Historical global tropical cyclone landfallsIn the paper we provide details on landfalls of tropical cyclones (called hurricanes in the Atlantic) for the five major global basins and a global aggregate from 1970 (in the figure shown above -- the paper provides similar graphs for each of the basins for the periods of available data). We take the Atlantic back to 1944 (no other basin has reliable data before 1950, so earlier data is superfluous for our analysis), though the record of US landfalls goes back before 1900 and has been discussed in other papers (like this one in PDF). Tropical cyclone statistics are a cherry picker's delight because large intra-basin variability means that "trends" can be found (up and down) over various arbitrary periods of record. For instance, we do see a upwards trend in North Atlantic landfalls since 1970, but not since 1944 (or 1900). Other basins show similar up-and-down pattens on multi-decadal periods, but we finding nothing coherent at the global level. Over 41 years of reliable data, there is precious little evidence of a secular trend at the global level.
Jessica Weinkle, Ryan Maue and Roger Pielke, Jr.
Journal of Climate (in press)
In recent decades, economic damage from tropical cyclones (TCs) around the world has increased dramatically. Scientific literature published to date finds that the increase in losses can be explained entirely by societal changes (such as increasing wealth, structures, population, etc) in locations prone to tropical cyclone landfalls, rather than by changes in annual storm frequency or intensity. However, no homogenized dataset of global tropical cyclone landfalls has been created that might serve as a consistency check for such economic normalization studies. Using currently available historical TC best-track records, we have constructed a global database focused on hurricane-force strength landfalls. Our analysis does not indicate significant long-period global or individual basin trends in the frequency or intensity of landfalling TCs of minor or major hurricane strength. This evidence provides strong support for the conclusion that increasing damage around the world during the past several decades can be explained entirely by increasing wealth in locations prone to TC landfalls, which adds confidence to the fidelity of economic normalization analyses.
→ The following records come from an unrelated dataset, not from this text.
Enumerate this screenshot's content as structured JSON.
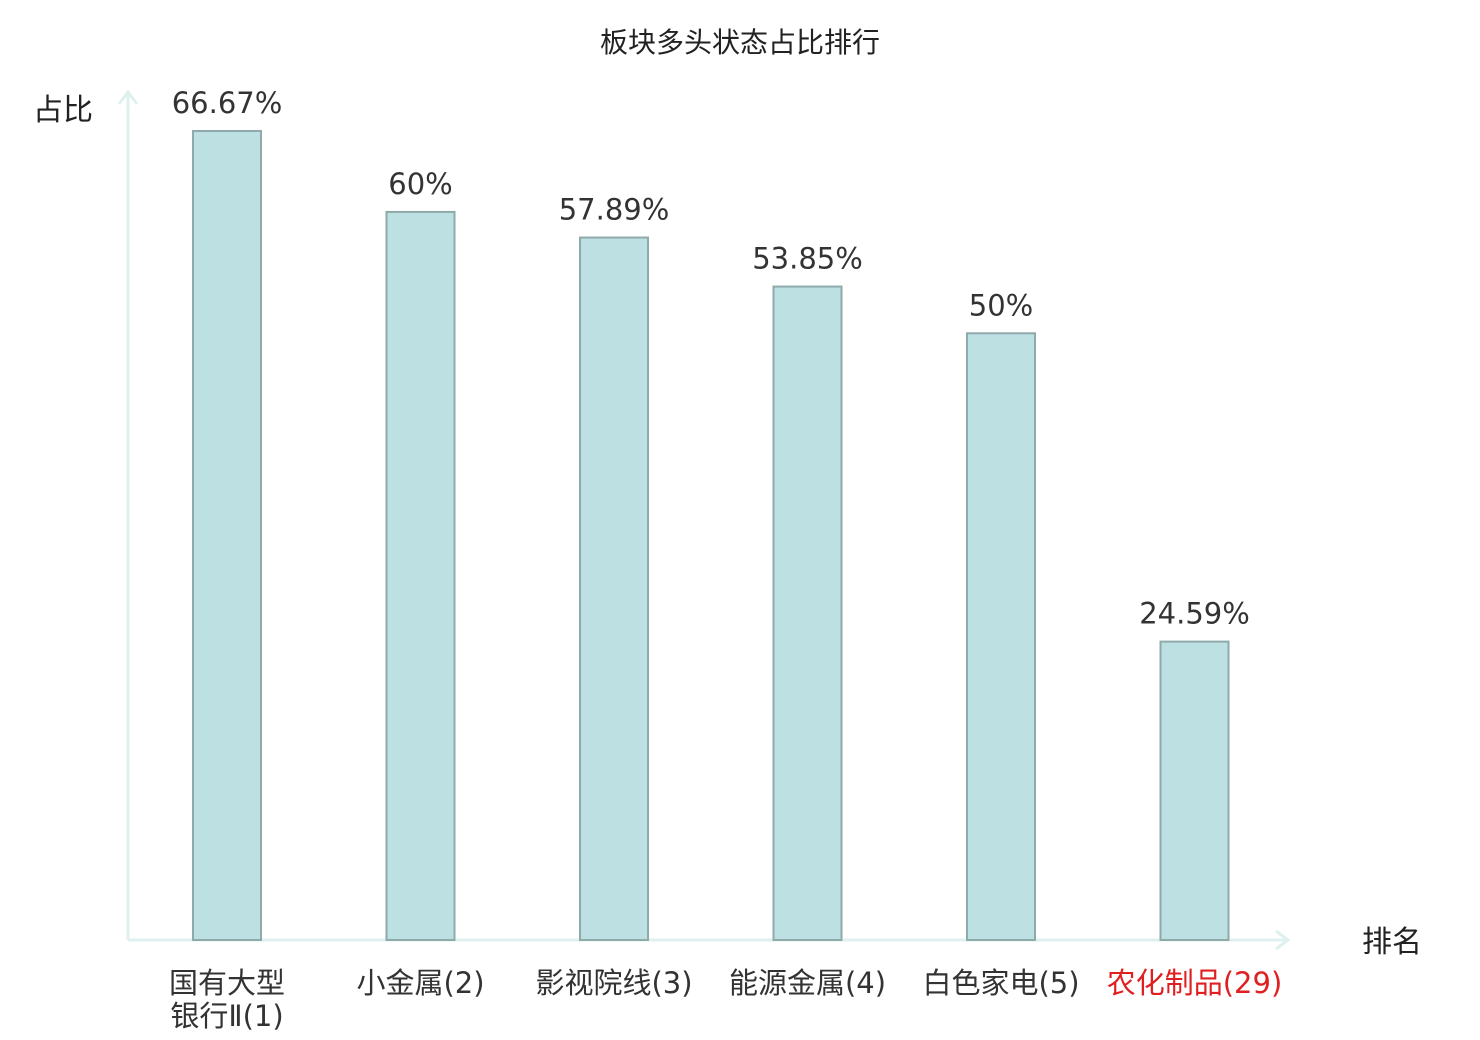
{
  "chart_data": {
    "type": "bar",
    "title": "板块多头状态占比排行",
    "xlabel": "排名",
    "ylabel": "占比",
    "categories": [
      "国有大型银行Ⅱ(1)",
      "小金属(2)",
      "影视院线(3)",
      "能源金属(4)",
      "白色家电(5)",
      "农化制品(29)"
    ],
    "category_lines": [
      [
        "国有大型",
        "银行Ⅱ(1)"
      ],
      [
        "小金属(2)"
      ],
      [
        "影视院线(3)"
      ],
      [
        "能源金属(4)"
      ],
      [
        "白色家电(5)"
      ],
      [
        "农化制品(29)"
      ]
    ],
    "highlight_category_index": 5,
    "values": [
      66.67,
      60,
      57.89,
      53.85,
      50,
      24.59
    ],
    "value_labels": [
      "66.67%",
      "60%",
      "57.89%",
      "53.85%",
      "50%",
      "24.59%"
    ],
    "ylim": [
      0,
      66.67
    ],
    "grid": false,
    "legend": "none"
  },
  "colors": {
    "bar_fill": "#bde0e3",
    "bar_stroke": "#8faaab",
    "axis": "#dff1ee",
    "text": "#333333",
    "highlight_text": "#e02020",
    "title_text": "#222222"
  }
}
A reviewer wisely noted that looking for linear trends in such data was probably not particularly useful in any case -- and we much agree, however, a detection of trends is (for better or worse) established by the IPCC as a means to detect of changes in climate. Those looking for meaningful trends in TC behavior (regardless of cause) should be aware that even assuming large changes in storm behavior, such trends would not be detectable for many decades or longer. Thus, our findings should not be too surprising.
Some interesting statistics of note:
- Over 1970 to 2010 the globe averaged about 15 TC landfalls per year
- Of those 15, about 5 are intense (Category 3, 4 or 5)
- 1971 had the most global landfalls with 32, far exceeding the second place, 25 in 1996
- 1978 had the fewest with 7
- 2011 tied for second place for the fewest global landfalls with 10 (and 3 were intense, tying 1973, 1981 and 2002)
- 1999 had the most intense TC landfalls with 9
- 1981 had the fewest intense TC landfalls with zero
- There have been only 8 intense TC landfalls globally since 2008 (2009-2011), very quiet but not unprecedented (two unique 3-year periods saw only 7 intense landfalls)
- The US is currently in the midst of the longest streak ever recorded without an intense hurricane landfall
If you are interested in overall trends in tropical cyclones, and not just the ones making landfall, you should have a look at Ryan Maue's excellent tropical cyclone page, where you can find the above image of overall global tropical cyclone activity since 1978.
We'll post up the paper and all of the underlying data as soon as it is available from JOC.
Postscript: Regular readers will remember this paper from last fall as one which, after the reviews came in, an editor at Geophysical Research Letters bizarrely refused to discuss them with me. That water is under the bridge. However, thanks to the airing of that debacle the paper received various useful comments from colleagues, including those from Ryan Maue that were so significant that we invited him to join in as a co-author, leading to a rich new collaboration and an improved final product. Score one for the blogosphere in helping to make connections which ultimately improved the science published in the peer-reviewed literature.